Saturday 5 January 2013

Concerning the Eccentricities of Cardinal Pirelli by Ronald Firbank

Many of the Anglican priests that went over to Rome in the early days of the Oxford Movement were drawn by the charms of its interiors and the access to ritual splendor, the chaunting and the sublime weight of the cope as the Tantum Ergo was sung. One might imagine them as a synchronised swimming team breasting the choppy Tiber in burgundy leotards.
Unenglish
Ronald Firbank was brought into the Church by Fr. Hugh Benson of whom I have written. Firbank was refused entry into the priesthood as was another associate of Benson’s, Frederick ‘Fr.’ Rolfe or Baron Corvo.
Already a published author and a fully formed personality by the time he entered Cambridge at the age of nineteen, Firbank took the further step of divorcing himself from English culture by converting, in 1907, to Catholicism, a religion whose ornate rituals, costumes, symbols, and pageantry provided him with a vehicle through which to express his homosexuality obliquely.
(from
http://www.glbtq.com/literature/firbank_r.html)

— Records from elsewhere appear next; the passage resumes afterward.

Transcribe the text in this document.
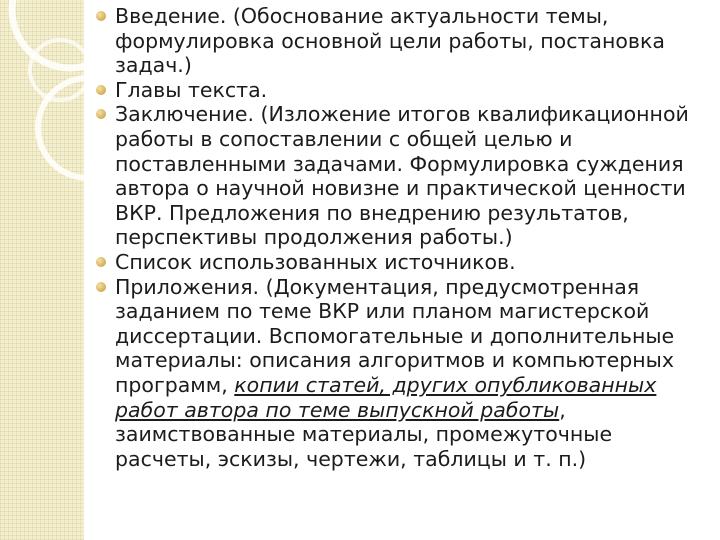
Введение. (Обоснование актуальности темы, формулировка основной цели работы, постановка задач.)
Главы текста.
Заключение. (Изложение итогов квалификационной работы в сопоставлении с общей целью и поставленными задачами. Формулировка суждения автора о научной новизне и практической ценности ВКР. Предложения по внедрению результатов, перспективы продолжения работы.)
Список использованных источников.
Приложения. (Документация, предусмотренная заданием по теме ВКР или планом магистерской диссертации. Вспомогательные и дополнительные материалы: описания алгоритмов и компьютерных программ, копии статей, других опубликованных работ автора по теме выпускной работы, заимствованные материалы, промежуточные расчеты, эскизы, чертежи, таблицы и т. п.)
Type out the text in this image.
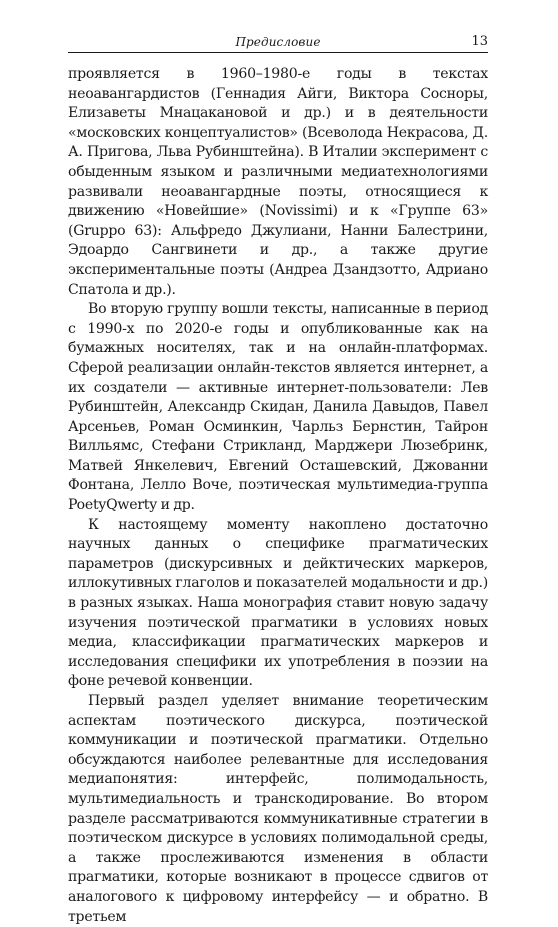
Предисловие	13

проявляется в 1960–1980-е годы в текстах неоавангардистов (Геннадия Айги, Виктора Сосноры, Елизаветы Мнацакановой и др.) и в деятельности «московских концептуалистов» (Всеволода Некрасова, Д. А. Пригова, Льва Рубинштейна). В Италии эксперимент с обыденным языком и различными медиатехнологиями развивали неоавангардные поэты, относящиеся к движению «Новейшие» (Novissimi) и к «Группе 63» (Gruppo 63): Альфредо Джулиани, Нанни Балестрини, Эдоардо Сангвинети и др., а также другие экспериментальные поэты (Андреа Дзандзотто, Адриано Спатола и др.).

Во вторую группу вошли тексты, написанные в период с 1990-х по 2020-е годы и опубликованные как на бумажных носителях, так и на онлайн-платформах. Сферой реализации онлайн-текстов является интернет, а их создатели — активные интернет-пользователи: Лев Рубинштейн, Александр Скидан, Данила Давыдов, Павел Арсеньев, Роман Осминкин, Чарльз Бернстин, Тайрон Вилльямс, Стефани Стрикланд, Марджери Люзебринк, Матвей Янкелевич, Евгений Осташевский, Джованни Фонтана, Лелло Воче, поэтическая мультимедиа-группа PoetyQwerty и др.

К настоящему моменту накоплено достаточно научных данных о специфике прагматических параметров (дискурсивных и дейктических маркеров, иллокутивных глаголов и показателей модальности и др.) в разных языках. Наша монография ставит новую задачу изучения поэтической прагматики в условиях новых медиа, классификации прагматических маркеров и исследования специфики их употребления в поэзии на фоне речевой конвенции.

Первый раздел уделяет внимание теоретическим аспектам поэтического дискурса, поэтической коммуникации и поэтической прагматики. Отдельно обсуждаются наиболее релевантные для исследования медиапонятия: интерфейс, полимодальность, мультимедиальность и транскодирование. Во втором разделе рассматриваются коммуникативные стратегии в поэтическом дискурсе в условиях полимодальной среды, а также прослеживаются изменения в области прагматики, которые возникают в процессе сдвигов от аналогового к цифровому интерфейсу — и обратно. В третьем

Down at the back of Charlie Byrnes I found a hardback copy of Concerning the Eccentricities of Cardinal Pirelli for €2. It’s in perfect condition first published in 1926. This edition is from 1977 beautifully got up by Duckworth with an unusual ligature between st and ct. In the first chapter the Cardinal is baptizing the Duquesa’s dog:

And thus being cleansed and purified, I do call thee, ‘Crack’! he addressed the Duquesa’s captive burden.

If you can’t join them, mock them. Anthony Powell, Evelyn Waugh, W.H. Auden and others regard him as a fine writer. Ernest Hemingway had some books of his at the Finca in Cuba. Gertrude Stein recommended him:
In the three or four years that we were good friends I cannot remember Gertrude Stein ever speaking well of any writer who had not written favorably about her work or done something to advance her career except for Ronald Firbank and, later, Scott Fitzgerald.
(from A Moveable Feast by E.H.)

Let me leave you with this:
Bearing a biretta and a silver shawl, Madame Poco, the venerable Superintendent-of-the-palace, looking, in the blue moonlight, like some whiskered skull, emerged, after inconceivable peepings, from among the leafy limbo of the trees.






2 comments:

Amateur Reader (Tom) said...

What a wonderfully peculiar writer. Your final quotation is a marvel.

ombhurbhuva said...

Hi Tom,
Firbank seems to have suffered from the ‘invisible man’ syndrome, he was so shy that he had to take all his clothes off to disappear or to put on a cloak of outre.
“Fingering a score of music he had been taking lead in a mass of Palestrina, and had the vaguely distraught air of a kitten that had seen visions”.